|
> I can’t tell you how many times I caught an issue because I knew our metrics backwards and forwards, but it didn’t trip an alert threshold. So how many times was an issue missed because you weren't in the office, or because you were looking at your own screen and not dashboards at the moment? Humans are incredibly powerful, but our whole job as SREs is to make things reliable, repeatable, and scalable. We're doing an industry-wide migration from elegantly hand-crafted LAMP stacks running SSH to Kubernetes and infrastructure-as-code, not because you can't fix problems with SSH (you can, and you can usually fix them faster and better) but because you can't scalably fix problems with SSH. Similarly, if a human found an issue and alert didn't trip, I'd count that as a bug/missing feature in the monitoring.
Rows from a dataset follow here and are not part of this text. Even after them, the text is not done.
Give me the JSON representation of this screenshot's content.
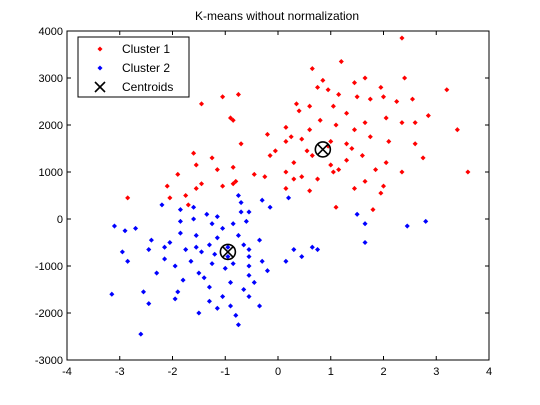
{
  "chart_data": {
    "type": "scatter",
    "title": "K-means without normalization",
    "xlabel": "",
    "ylabel": "",
    "xlim": [
      -4,
      4
    ],
    "ylim": [
      -3000,
      4000
    ],
    "xticks": [
      -4,
      -3,
      -2,
      -1,
      0,
      1,
      2,
      3,
      4
    ],
    "yticks": [
      -3000,
      -2000,
      -1000,
      0,
      1000,
      2000,
      3000,
      4000
    ],
    "grid": false,
    "legend_position": "top-left",
    "series": [
      {
        "name": "Cluster 1",
        "color": "#ff0000",
        "marker": "dot",
        "points": [
          [
            2.35,
            3850
          ],
          [
            1.2,
            3350
          ],
          [
            0.65,
            3200
          ],
          [
            2.4,
            3000
          ],
          [
            1.65,
            3000
          ],
          [
            0.85,
            2950
          ],
          [
            1.45,
            2900
          ],
          [
            0.75,
            2800
          ],
          [
            1.95,
            2800
          ],
          [
            0.95,
            2750
          ],
          [
            1.15,
            2650
          ],
          [
            2.0,
            2600
          ],
          [
            3.2,
            2750
          ],
          [
            -0.75,
            2650
          ],
          [
            -1.05,
            2600
          ],
          [
            1.5,
            2600
          ],
          [
            1.75,
            2550
          ],
          [
            2.25,
            2500
          ],
          [
            2.55,
            2550
          ],
          [
            0.35,
            2450
          ],
          [
            0.6,
            2400
          ],
          [
            1.05,
            2400
          ],
          [
            -1.45,
            2450
          ],
          [
            0.4,
            2300
          ],
          [
            1.3,
            2250
          ],
          [
            2.85,
            2200
          ],
          [
            2.05,
            2150
          ],
          [
            -0.9,
            2150
          ],
          [
            -0.85,
            2100
          ],
          [
            0.8,
            2100
          ],
          [
            1.65,
            2050
          ],
          [
            2.35,
            2050
          ],
          [
            2.6,
            2050
          ],
          [
            1.1,
            2000
          ],
          [
            1.45,
            1900
          ],
          [
            0.15,
            1950
          ],
          [
            3.4,
            1900
          ],
          [
            0.6,
            1900
          ],
          [
            -0.2,
            1800
          ],
          [
            0.25,
            1750
          ],
          [
            1.75,
            1750
          ],
          [
            0.45,
            1700
          ],
          [
            2.1,
            1650
          ],
          [
            -0.7,
            1600
          ],
          [
            0.15,
            1650
          ],
          [
            1.0,
            1650
          ],
          [
            1.3,
            1600
          ],
          [
            2.6,
            1600
          ],
          [
            0.95,
            1550
          ],
          [
            1.4,
            1500
          ],
          [
            -0.05,
            1450
          ],
          [
            0.55,
            1450
          ],
          [
            -0.15,
            1350
          ],
          [
            -1.6,
            1400
          ],
          [
            -1.25,
            1300
          ],
          [
            0.65,
            1350
          ],
          [
            1.6,
            1350
          ],
          [
            2.75,
            1300
          ],
          [
            1.3,
            1250
          ],
          [
            0.3,
            1200
          ],
          [
            1.0,
            1150
          ],
          [
            2.05,
            1200
          ],
          [
            -1.55,
            1150
          ],
          [
            -0.85,
            1100
          ],
          [
            -1.15,
            1050
          ],
          [
            1.15,
            1050
          ],
          [
            0.15,
            1000
          ],
          [
            1.05,
            1000
          ],
          [
            2.35,
            1000
          ],
          [
            1.85,
            1050
          ],
          [
            3.6,
            1000
          ],
          [
            -1.9,
            950
          ],
          [
            -0.45,
            950
          ],
          [
            -0.25,
            900
          ],
          [
            0.3,
            850
          ],
          [
            0.75,
            850
          ],
          [
            -0.8,
            800
          ],
          [
            -0.85,
            750
          ],
          [
            1.65,
            800
          ],
          [
            2.0,
            700
          ],
          [
            -1.05,
            700
          ],
          [
            -1.45,
            750
          ],
          [
            -1.55,
            650
          ],
          [
            1.45,
            650
          ],
          [
            -2.1,
            700
          ],
          [
            0.6,
            600
          ],
          [
            1.95,
            550
          ],
          [
            -1.75,
            500
          ],
          [
            -2.05,
            450
          ],
          [
            -2.85,
            450
          ],
          [
            -1.7,
            300
          ],
          [
            1.1,
            250
          ],
          [
            1.8,
            200
          ],
          [
            0.15,
            650
          ],
          [
            0.45,
            900
          ]
        ]
      },
      {
        "name": "Cluster 2",
        "color": "#0000ff",
        "marker": "dot",
        "points": [
          [
            -0.75,
            500
          ],
          [
            -0.3,
            400
          ],
          [
            -0.15,
            250
          ],
          [
            0.2,
            450
          ],
          [
            -0.7,
            350
          ],
          [
            -2.2,
            300
          ],
          [
            -1.6,
            250
          ],
          [
            -1.85,
            200
          ],
          [
            -0.55,
            150
          ],
          [
            -1.35,
            100
          ],
          [
            -1.15,
            50
          ],
          [
            -1.6,
            0
          ],
          [
            -1.25,
            -100
          ],
          [
            -0.6,
            -50
          ],
          [
            -0.85,
            -100
          ],
          [
            -3.1,
            -150
          ],
          [
            -2.7,
            -200
          ],
          [
            -1.85,
            -300
          ],
          [
            -1.55,
            -350
          ],
          [
            -0.75,
            -350
          ],
          [
            -1.15,
            -400
          ],
          [
            -0.35,
            -450
          ],
          [
            -2.4,
            -450
          ],
          [
            -2.05,
            -500
          ],
          [
            -1.3,
            -550
          ],
          [
            -1.55,
            -600
          ],
          [
            -0.65,
            -550
          ],
          [
            -0.95,
            -600
          ],
          [
            -2.45,
            -650
          ],
          [
            -1.75,
            -650
          ],
          [
            -1.45,
            -700
          ],
          [
            -2.95,
            -700
          ],
          [
            -0.55,
            -650
          ],
          [
            -1.2,
            -750
          ],
          [
            -0.95,
            -800
          ],
          [
            -0.55,
            -800
          ],
          [
            -2.15,
            -850
          ],
          [
            -2.85,
            -900
          ],
          [
            -1.65,
            -900
          ],
          [
            -1.25,
            -950
          ],
          [
            -0.85,
            -950
          ],
          [
            -0.3,
            -900
          ],
          [
            0.15,
            -900
          ],
          [
            0.45,
            -800
          ],
          [
            0.3,
            -650
          ],
          [
            0.65,
            -600
          ],
          [
            0.75,
            -650
          ],
          [
            1.65,
            -500
          ],
          [
            -1.95,
            -1000
          ],
          [
            -1.0,
            -1050
          ],
          [
            -0.2,
            -1100
          ],
          [
            -1.5,
            -1150
          ],
          [
            -2.3,
            -1150
          ],
          [
            -1.4,
            -1250
          ],
          [
            -0.55,
            -1200
          ],
          [
            -1.8,
            -1300
          ],
          [
            -0.9,
            -1350
          ],
          [
            -0.45,
            -1350
          ],
          [
            -1.3,
            -1450
          ],
          [
            -0.65,
            -1500
          ],
          [
            -2.55,
            -1550
          ],
          [
            -3.15,
            -1600
          ],
          [
            -1.05,
            -1650
          ],
          [
            -0.55,
            -1650
          ],
          [
            -1.95,
            -1700
          ],
          [
            -1.3,
            -1750
          ],
          [
            -2.45,
            -1800
          ],
          [
            -0.9,
            -1850
          ],
          [
            -1.15,
            -1900
          ],
          [
            -0.35,
            -1850
          ],
          [
            -1.5,
            -2000
          ],
          [
            -0.8,
            -2050
          ],
          [
            -0.75,
            -2250
          ],
          [
            -2.6,
            -2450
          ],
          [
            2.8,
            -50
          ],
          [
            1.65,
            -100
          ],
          [
            1.5,
            100
          ],
          [
            2.45,
            -150
          ],
          [
            -2.9,
            -250
          ],
          [
            -1.85,
            -50
          ],
          [
            -0.7,
            150
          ],
          [
            -1.05,
            -200
          ],
          [
            -2.15,
            -600
          ],
          [
            -0.55,
            -1000
          ],
          [
            -1.9,
            -1550
          ]
        ]
      },
      {
        "name": "Centroids",
        "color": "#000000",
        "marker": "x",
        "points": [
          [
            0.85,
            1480
          ],
          [
            -0.95,
            -700
          ]
        ]
      }
    ],
    "legend": [
      "Cluster 1",
      "Cluster 2",
      "Centroids"
    ]
  }
}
It's valuable while you're still small and working out your monitoring to keep a human in the loop - but at some point you need to get rid of that single point of failure. By all means, rely on a human to figure out where your alerting is lacking (just like you rely on a human to write the infrastructure-as-code), but you should eventually not rely on human intervention to actually keep incidents from happening. |
Instrumentation and alerts are vital - they leverage inhuman persistence, patience and low cost. But alerts do not substitute for a deep understanding of how your systems work.
A number of the more useful "pre-crime" alerts we have derived from that - if I hadn't been elbow-deep in our systems long enough to notice certain behaviors have non-obvious second- and third-order effects downstream, we wouldn't have the alerts at all.